Southern Cross switched affiliation from the Ten Network to Nine in 2016 in a $500 million deal that has helped Southern Cross lift full-year profit 40.5 per cent to $108.6 million.
Ten is now a takeover target for billionaires Lachlan Murdoch and Bruce Gordon but Nine chief executive Grant Blackley on Thursday said Southern Cross was not looking to increase its share of earnings from television beyond its current 20 per cent.
“We have a skill set predominantly focused on audio assets that is continuing to emerge through our podcasting business and digital radio business,” Blackley said.
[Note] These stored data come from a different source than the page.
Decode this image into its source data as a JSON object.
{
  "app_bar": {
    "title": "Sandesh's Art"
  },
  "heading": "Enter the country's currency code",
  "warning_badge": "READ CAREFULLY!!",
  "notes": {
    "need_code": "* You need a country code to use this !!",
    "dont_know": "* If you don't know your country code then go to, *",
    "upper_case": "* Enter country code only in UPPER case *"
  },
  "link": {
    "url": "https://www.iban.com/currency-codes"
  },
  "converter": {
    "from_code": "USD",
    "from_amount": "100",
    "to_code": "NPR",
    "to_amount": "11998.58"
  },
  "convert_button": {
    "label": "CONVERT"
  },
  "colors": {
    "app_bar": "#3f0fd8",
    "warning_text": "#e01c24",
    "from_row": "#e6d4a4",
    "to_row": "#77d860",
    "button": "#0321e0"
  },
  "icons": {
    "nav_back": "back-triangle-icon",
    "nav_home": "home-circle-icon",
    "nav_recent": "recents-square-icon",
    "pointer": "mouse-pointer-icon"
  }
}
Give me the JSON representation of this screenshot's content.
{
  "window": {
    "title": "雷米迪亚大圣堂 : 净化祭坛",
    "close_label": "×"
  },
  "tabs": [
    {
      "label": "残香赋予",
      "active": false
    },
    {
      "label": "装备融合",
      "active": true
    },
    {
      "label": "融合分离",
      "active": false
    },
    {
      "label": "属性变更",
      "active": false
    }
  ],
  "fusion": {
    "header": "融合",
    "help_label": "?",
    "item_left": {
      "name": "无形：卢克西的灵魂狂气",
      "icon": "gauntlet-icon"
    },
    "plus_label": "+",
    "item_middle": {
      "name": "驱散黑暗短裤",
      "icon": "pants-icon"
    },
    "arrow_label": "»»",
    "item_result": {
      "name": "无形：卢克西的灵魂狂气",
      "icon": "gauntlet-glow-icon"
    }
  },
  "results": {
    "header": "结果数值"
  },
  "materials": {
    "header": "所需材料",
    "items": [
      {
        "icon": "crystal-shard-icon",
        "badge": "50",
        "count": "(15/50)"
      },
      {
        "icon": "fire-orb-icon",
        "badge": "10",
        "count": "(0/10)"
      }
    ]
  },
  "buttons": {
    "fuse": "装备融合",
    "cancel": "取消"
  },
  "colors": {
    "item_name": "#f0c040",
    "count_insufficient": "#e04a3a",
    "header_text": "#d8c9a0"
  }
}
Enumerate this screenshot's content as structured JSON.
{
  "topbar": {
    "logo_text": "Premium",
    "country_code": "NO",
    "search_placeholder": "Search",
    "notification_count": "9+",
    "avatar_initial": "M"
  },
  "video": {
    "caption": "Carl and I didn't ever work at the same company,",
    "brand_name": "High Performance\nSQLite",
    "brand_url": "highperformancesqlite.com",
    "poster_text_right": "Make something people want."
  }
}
“At this point in time, we’re just looking at how we expand into adjacent markets that are of high growth potential for us.”
Nine on Thursday said it had slipped to a $203.4 million full-year loss due to previously announced writedowns of assets including its free-to-air TV network.
Southern Cross hopes one high growth area turns out to be its venture into large-format digital screens showing advertising and other local content in regional malls.
He said outdoor screens or billboards were not on the agenda.
Southern Cross beat its revised 2017 earnings guidance and lifted profit, helped by the government’s move to abolish broadcast licence fees.
The company, which operates Triple M and Hit Network radio stations and has a regional television affiliation with Nine, reported a 7.4 per cent revenue increase for the 12 months to June 30 and said it had saved $10.9 million from one-off items including the licence fee abolition.
The company in May had warned that full-year earnings would be lower than last year’s $168 million, but earnings before interest, tax, depreciation and amortisation came in at $177.4 million – up 5.8 per cent and just inside its initial guidance range issued in December.
At 1123 AEST, Southern Cross shares were three cents, or 2.3 per cent higher, at $1.35.